現実を愛した男
初投稿です。
舞台は現代ですが、あくまでファンタジーととらえていただければ幸いです。
心温まらないホームドラマです。
あるところに、平凡な男がいた。
男は、自分のいるこの世界が大好きだった。だから、そんな世界を歪めて無理やり作り上げた虚構を愛する人間を、彼は憎んでいた。そんなものにすがるのは弱い人間だ、そう思っていた。
そのせいか、彼は若いころから周りとの衝突が絶えなかった。頑固者の性分も手伝い、一度も自分の意見を曲げることはなかった。いつしか彼の周りに、大嫌いな虚構を愛する人間はいなくなっていた。
だが、男は自分の考えが正しいと信じて疑わなかった。
そんな男も当たり前に恋をした。フィクションじみてない、とても現実的な恋だった。
もちろん相手も、現実をこよなく愛する、彼によく似た女性だった。
程なくして、二人の間に子どもが産まれた。子どもはすくすくと育った。幸せの絶頂だった。
しかし、ある日男は恐ろしい事実に気がついてしまった。
どうにも息子は虚構の世界に魅せられてしまっているらしい。
身の毛もよだつ思いだった。
確かに息子が幼いころは、そういった御伽噺の類を見せていた時期もある。小さい子どもには言って聞かせるよりも、ある程度幻想的な話の方が教育にいい、と考えての苦渋の決断だった。
でも、それも息子が物心つくころには全て卒業させたつもりだった。
それがいったいどこから入り込んだ?学校?それともコマーシャルか何かか、出所は分からないが、憂慮すべき事態だ。今すぐやめさせなければ。
男は息子から娯楽の一切を取り上げた。これは良くないものだと何度も言い聞かせた。
子どもは泣いて反抗し、父親と口をきかなくなったが、親への反抗は成長の当たり前の一過程にすぎない、成長すれば俺に感謝する、と男は自分のやったことの正しさを信じて疑わなかった。
しばらくして、子どもは立派な大人となり、独立していった。
それでも男は不安だった。またかわいい息子が虚構に囚われてしまうのでは、そう思うと夜も眠れなかった。だから、定期的に息子の部屋を訪ねることにした。
息子が一人暮らしを始めて半年、彼はまた息子の部屋に虚構を見つけてしまった。
綺麗に片付けた部屋にゴキブリを見つけた気分だった。
息子が仕事に行っている間にこっそりと処分しておいた。その後、息子から何通も男を罵倒するメールが届いたが、男は自分のやったことは正しいのだと信じて疑わなかった。
息子が一人暮らしを始めて一年。息子は部屋を引き払っていた。
方々手を尽くして見つけたが、また息子の部屋には虚構が蔓延っていた。
あらかた処分はしたが、まだ不安は拭いきれないので、また来週、部屋を訪れることにした。

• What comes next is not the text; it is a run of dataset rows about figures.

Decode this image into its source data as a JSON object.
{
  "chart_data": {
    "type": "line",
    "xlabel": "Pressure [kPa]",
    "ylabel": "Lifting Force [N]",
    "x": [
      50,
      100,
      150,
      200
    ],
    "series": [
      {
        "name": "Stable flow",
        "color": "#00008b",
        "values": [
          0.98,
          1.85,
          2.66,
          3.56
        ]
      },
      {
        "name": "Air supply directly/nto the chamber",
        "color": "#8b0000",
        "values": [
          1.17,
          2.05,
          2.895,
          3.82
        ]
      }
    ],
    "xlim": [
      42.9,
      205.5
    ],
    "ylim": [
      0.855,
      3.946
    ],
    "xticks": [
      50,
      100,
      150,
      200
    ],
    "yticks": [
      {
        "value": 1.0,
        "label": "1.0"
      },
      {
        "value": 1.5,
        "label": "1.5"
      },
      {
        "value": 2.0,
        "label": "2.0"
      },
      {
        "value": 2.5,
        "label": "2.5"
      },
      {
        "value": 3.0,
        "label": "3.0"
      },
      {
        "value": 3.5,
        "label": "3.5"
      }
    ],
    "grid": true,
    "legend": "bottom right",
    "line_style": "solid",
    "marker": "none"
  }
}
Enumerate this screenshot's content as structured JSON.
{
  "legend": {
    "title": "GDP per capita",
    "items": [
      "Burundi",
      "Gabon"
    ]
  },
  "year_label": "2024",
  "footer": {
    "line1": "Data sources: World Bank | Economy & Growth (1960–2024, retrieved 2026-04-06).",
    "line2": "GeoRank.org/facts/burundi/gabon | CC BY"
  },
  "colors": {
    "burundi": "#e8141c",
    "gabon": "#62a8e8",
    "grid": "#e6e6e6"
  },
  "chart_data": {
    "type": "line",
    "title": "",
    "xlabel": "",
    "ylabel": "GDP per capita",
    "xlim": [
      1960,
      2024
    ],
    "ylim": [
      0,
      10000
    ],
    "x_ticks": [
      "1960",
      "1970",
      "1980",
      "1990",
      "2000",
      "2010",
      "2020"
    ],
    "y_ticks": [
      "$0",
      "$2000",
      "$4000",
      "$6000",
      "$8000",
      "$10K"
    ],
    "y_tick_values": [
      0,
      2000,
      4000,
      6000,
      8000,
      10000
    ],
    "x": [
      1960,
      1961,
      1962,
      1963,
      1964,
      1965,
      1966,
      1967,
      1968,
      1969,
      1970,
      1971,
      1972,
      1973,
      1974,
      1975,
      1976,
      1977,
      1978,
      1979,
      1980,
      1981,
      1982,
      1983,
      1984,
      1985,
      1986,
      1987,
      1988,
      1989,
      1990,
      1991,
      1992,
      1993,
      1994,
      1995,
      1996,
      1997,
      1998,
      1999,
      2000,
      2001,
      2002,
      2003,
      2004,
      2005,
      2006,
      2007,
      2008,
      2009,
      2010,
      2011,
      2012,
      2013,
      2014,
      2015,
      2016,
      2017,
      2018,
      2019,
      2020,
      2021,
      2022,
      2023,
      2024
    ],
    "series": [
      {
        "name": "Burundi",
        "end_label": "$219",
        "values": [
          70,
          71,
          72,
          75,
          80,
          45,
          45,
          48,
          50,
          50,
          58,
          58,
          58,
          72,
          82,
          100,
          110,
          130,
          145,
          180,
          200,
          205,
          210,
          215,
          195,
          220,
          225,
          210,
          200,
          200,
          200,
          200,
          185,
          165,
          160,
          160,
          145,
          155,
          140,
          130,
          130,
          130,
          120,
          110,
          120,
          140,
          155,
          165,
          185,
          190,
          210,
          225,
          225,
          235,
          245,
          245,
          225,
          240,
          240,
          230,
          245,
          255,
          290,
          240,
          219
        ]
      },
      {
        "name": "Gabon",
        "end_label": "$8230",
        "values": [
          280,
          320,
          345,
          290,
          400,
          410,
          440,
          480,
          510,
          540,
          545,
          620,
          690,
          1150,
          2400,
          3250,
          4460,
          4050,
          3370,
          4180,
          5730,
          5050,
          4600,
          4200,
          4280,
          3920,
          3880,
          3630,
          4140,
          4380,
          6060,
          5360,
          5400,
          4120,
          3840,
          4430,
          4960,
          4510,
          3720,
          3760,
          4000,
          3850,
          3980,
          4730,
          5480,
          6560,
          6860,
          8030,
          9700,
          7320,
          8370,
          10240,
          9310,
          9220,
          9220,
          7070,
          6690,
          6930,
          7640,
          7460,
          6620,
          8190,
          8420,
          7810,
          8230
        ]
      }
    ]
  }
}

そう思っていた矢先、男は病に倒れた。医者の見立てでは、度重なるストレスと過労が進行を早めたらしい。
息子はけして見舞いにこようとはしなかった。
男が床に伏してから半年が過ぎたころ、突然男の枕元に息子が現れた。
夢でも見ているような気分だった。
唐突な再会に、男は喜びを隠しきれなかった。
けれど、その喜びを伝えることは、ついぞ叶わなかった。
最後に見たのは、息子の手にしっかりと握られた、銀色の刃物だった。
ああ、なんてことだ。俺がいない間に、息子は、息子はこんなにも弱くなってしまった。
子が親を殺めるなんて、それこそ虚構の世界で起こるべきことじゃあないか。
俺の息子はこんな虚構にとりつかれた化け物じゃない。
誰か、だれか本物の息子に会わせてくれ。
男は最期まで自分を信じて疑わなかった。